When the moment came, Khrushchev raised his right hand and pledged to "renounce and abjure any allegiance" to the state his father ran during the height of the cold war.
To Khrushchev, who lectures on cold-war politics at Brown University', the hullabaloo around what he and his wife regard as a private decision is "a sign that most Americans are still living in the cold war.... You're still in the middle of the battle," he says. "It's an important lesson that [shows] it will take much more time to go from cold-war to post-cold-war thinking."
The accidental celebrity
Sitting in the front row of the hall, holding a tiny version of the Stars and Stripes (a present from the US government to all its new citizens), he cheerfully signs autographs for fellow inductees and tolerantly speaks with reporters.
"I want to chat with the Rus-sian fellow, and see what he thinks of all this," said Joe Lara, a naval lieutenant commander based in Newport, R.I., whose wife, Lucia, was also sworn in. A native of South Africa, she seems calmly satisfied with her new status. "It's a big moment for our family. I now have a say in governmental structures that affect our children," she said, as her husband whisked her off to pose for a picture with Khrushchev.

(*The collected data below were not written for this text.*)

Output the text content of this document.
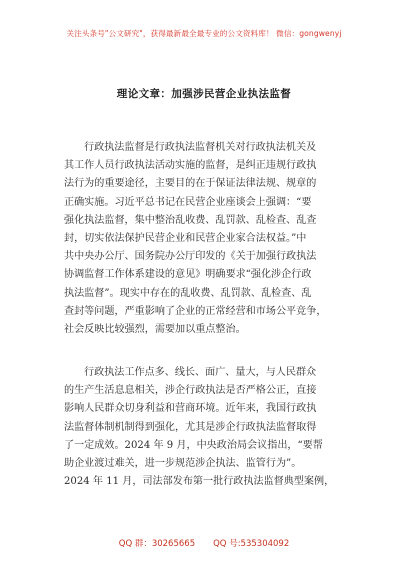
关注头条号"公文研究"，获得最新最全最专业的公文资料库！ 微信：gongwenyj
理论文章：加强涉民营企业执法监督
行政执法监督是行政执法监督机关对行政执法机关及
其工作人员行政执法活动实施的监督，是纠正违规行政执
法行为的重要途径，主要目的在于保证法律法规、规章的
正确实施。习近平总书记在民营企业座谈会上强调：“要
强化执法监督，集中整治乱收费、乱罚款、乱检查、乱查
封，切实依法保护民营企业和民营企业家合法权益。”中
共中央办公厅、国务院办公厅印发的《关于加强行政执法
协调监督工作体系建设的意见》明确要求“强化涉企行政
执法监督”。现实中存在的乱收费、乱罚款、乱检查、乱
查封等问题，严重影响了企业的正常经营和市场公平竞争，
社会反映比较强烈，需要加以重点整治。
行政执法工作点多、线长、面广、量大，与人民群众
的生产生活息息相关，涉企行政执法是否严格公正，直接
影响人民群众切身利益和营商环境。近年来，我国行政执
法监督体制机制得到强化，尤其是涉企行政执法监督取得
了一定成效。2024 年 9 月，中央政治局会议指出，“要帮
助企业渡过难关，进一步规范涉企执法、监管行为”。
2024 年 11 月，司法部发布第一批行政执法监督典型案例，
QQ 群：30265665 QQ 号:535304092
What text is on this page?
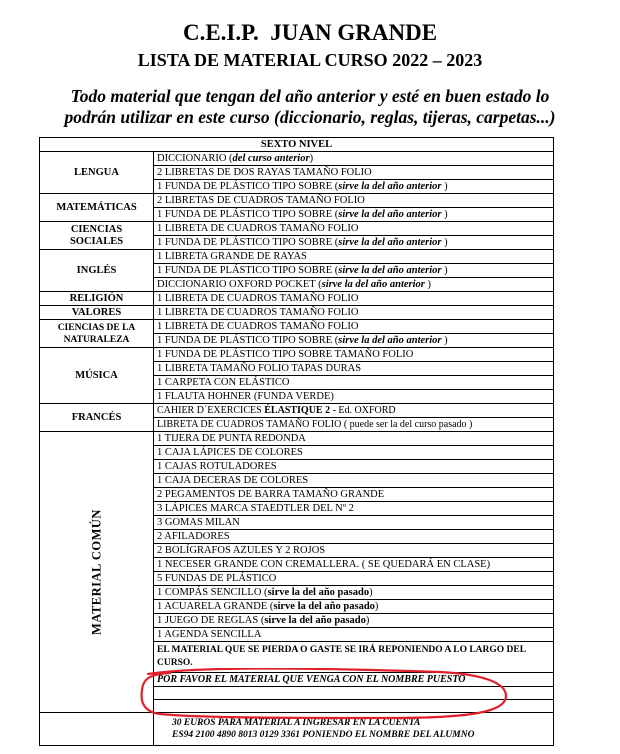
C.E.I.P.  JUAN GRANDE
LISTA DE MATERIAL CURSO 2022 – 2023
Todo material que tengan del año anterior y esté en buen estado lo
podrán utilizar en este curso (diccionario, reglas, tijeras, carpetas...)
SEXTO NIVEL	
LENGUA	DICCIONARIO (del curso anterior)
	2 LIBRETAS DE DOS RAYAS TAMAÑO FOLIO
	1 FUNDA DE PLÁSTICO TIPO SOBRE (sirve la del año anterior )
MATEMÁTICAS	2 LIBRETAS DE CUADROS TAMAÑO FOLIO
	1 FUNDA DE PLÁSTICO TIPO SOBRE (sirve la del año anterior )
CIENCIAS
SOCIALES	1 LIBRETA DE CUADROS TAMAÑO FOLIO
	1 FUNDA DE PLÁSTICO TIPO SOBRE (sirve la del año anterior )
INGLÉS	1 LIBRETA GRANDE DE RAYAS
	1 FUNDA DE PLÁSTICO TIPO SOBRE (sirve la del año anterior )
	DICCIONARIO OXFORD POCKET (sirve la del año anterior )
RELIGIÓN	1 LIBRETA DE CUADROS TAMAÑO FOLIO
VALORES	1 LIBRETA DE CUADROS TAMAÑO FOLIO
CIENCIAS DE LA
NATURALEZA	1 LIBRETA DE CUADROS TAMAÑO FOLIO
	1 FUNDA DE PLÁSTICO TIPO SOBRE (sirve la del año anterior )
MÚSICA	1 FUNDA DE PLÁSTICO TIPO SOBRE TAMAÑO FOLIO
	1 LIBRETA TAMAÑO FOLIO TAPAS DURAS
	1 CARPETA CON ELÁSTICO
	1 FLAUTA HOHNER (FUNDA VERDE)
FRANCÉS	CAHIER D´EXERCICES ÉLASTIQUE 2 - Ed. OXFORD
	LIBRETA DE CUADROS TAMAÑO FOLIO ( puede ser la del curso pasado )

MATERIAL COMÚN	1 TIJERA DE PUNTA REDONDA
	1 CAJA LÁPICES DE COLORES
	1 CAJAS ROTULADORES
	1 CAJA DECERAS DE COLORES
	2 PEGAMENTOS DE BARRA TAMAÑO GRANDE
	3 LÁPICES MARCA STAEDTLER DEL Nº 2
	3 GOMAS MILAN
	2 AFILADORES
	2 BOLÍGRAFOS AZULES Y 2 ROJOS
	1 NECESER GRANDE CON CREMALLERA. ( SE QUEDARÁ EN CLASE)
	5 FUNDAS DE PLÁSTICO
	1 COMPÁS SENCILLO (sirve la del año pasado)
	1 ACUARELA GRANDE (sirve la del año pasado)
	1 JUEGO DE REGLAS (sirve la del año pasado)
	1 AGENDA SENCILLA
	EL MATERIAL QUE SE PIERDA O GASTE SE IRÁ REPONIENDO A LO LARGO DEL CURSO.
	POR FAVOR EL MATERIAL QUE VENGA CON EL NOMBRE PUESTO

	30 EUROS PARA MATERIAL A INGRESAR EN LA CUENTA
ES94 2100 4890 8013 0129 3361 PONIENDO EL NOMBRE DEL ALUMNO
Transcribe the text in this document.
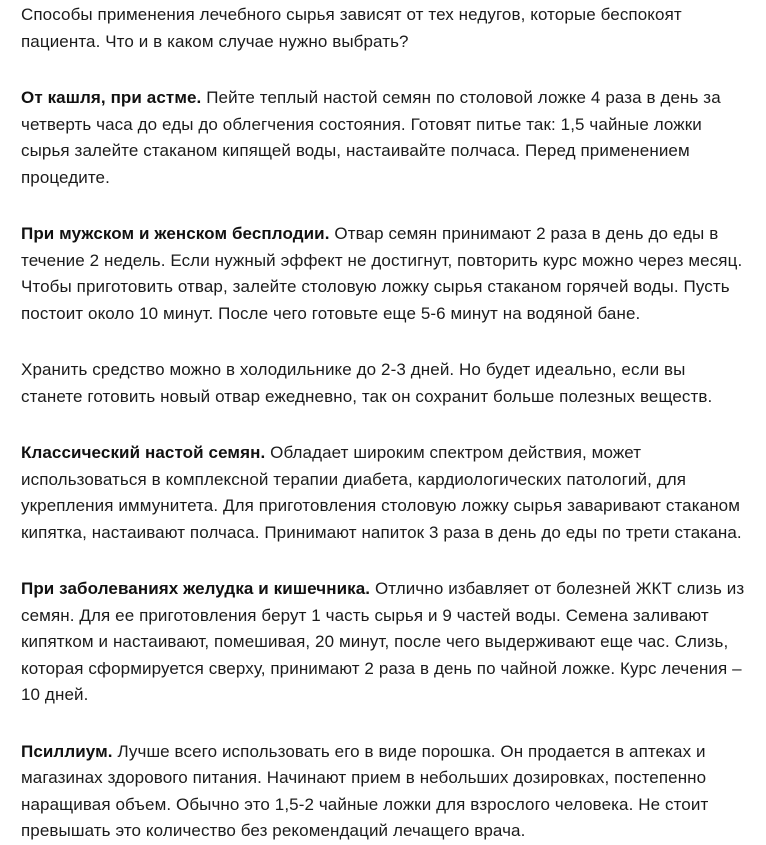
Способы применения лечебного сырья зависят от тех недугов, которые беспокоят пациента. Что и в каком случае нужно выбрать?

От кашля, при астме. Пейте теплый настой семян по столовой ложке 4 раза в день за четверть часа до еды до облегчения состояния. Готовят питье так: 1,5 чайные ложки сырья залейте стаканом кипящей воды, настаивайте полчаса. Перед применением процедите.

При мужском и женском бесплодии. Отвар семян принимают 2 раза в день до еды в течение 2 недель. Если нужный эффект не достигнут, повторить курс можно через месяц. Чтобы приготовить отвар, залейте столовую ложку сырья стаканом горячей воды. Пусть постоит около 10 минут. После чего готовьте еще 5-6 минут на водяной бане.

Хранить средство можно в холодильнике до 2-3 дней. Но будет идеально, если вы станете готовить новый отвар ежедневно, так он сохранит больше полезных веществ.

Классический настой семян. Обладает широким спектром действия, может использоваться в комплексной терапии диабета, кардиологических патологий, для укрепления иммунитета. Для приготовления столовую ложку сырья заваривают стаканом кипятка, настаивают полчаса. Принимают напиток 3 раза в день до еды по трети стакана.

При заболеваниях желудка и кишечника. Отлично избавляет от болезней ЖКТ слизь из семян. Для ее приготовления берут 1 часть сырья и 9 частей воды. Семена заливают кипятком и настаивают, помешивая, 20 минут, после чего выдерживают еще час. Слизь, которая сформируется сверху, принимают 2 раза в день по чайной ложке. Курс лечения – 10 дней.

Псиллиум. Лучше всего использовать его в виде порошка. Он продается в аптеках и магазинах здорового питания. Начинают прием в небольших дозировках, постепенно наращивая объем. Обычно это 1,5-2 чайные ложки для взрослого человека. Не стоит превышать это количество без рекомендаций лечащего врача.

While he'll smile for photos, Khrushchev won't speculate on what his father would think of this day. "It's not like the movies" - it's impossible to move someone through history to see what they would think of the future, he says.
His friends are not so circumspect. "If anyone had told his father back in 1962, 'Some day, your son is going to be a citizen on the other side,' " chuckles Donald Sennott, a Khrushchev acquaintance and an aide to Rhode Island's Sen. John Chaffee (R). "It would be like if John F. Kennedy Jr. were being sworn in in Moscow."
The son as biographer
The colorful Soviet premier, who once compared capitalism to "a dead herring, shining brilliantly as it rotted," has captured the imagination of American historians. After rising through the ranks of the Communist Party, the son of a Ukrainian coal miner became premier in 1958. He denounced the Stalinist repressions in which he and most party members participated, and tried to liberalize Soviet society before he was ousted in 1964.
It's the reformer, "not the propagandist image" that Khrushchev would like people to remember. He's edited three volumes of his father's memoirs and written five books, including "Nikita Khrushchev: Creation of a Superpower," due out this fall.
Khrushchev's three children and three grandchildren still live in Moscow, and he and his wife, Valentina Garlenka, travel between the Russian capital and their home in Cranston, R.I.
He is hopeful that his old country will find prosperity, but compares the government of President Boris Yeltsin to the court of Nicholas II, the last czar of Russia. "Nicholas II was also a ruler who was weak pretending that he was strong."
As for politics in his adopted country, Khrushchev looks forward to exercising his right to vote, "if my wife will permit me," he says, laughingly adding that she still berates him for voting for Mr. Yeltsin 10 years ago.
"I follow all politics very closely," he said. "We'll see what the candidates say to the people, how they perform." After all, "now is only the beginning of the race."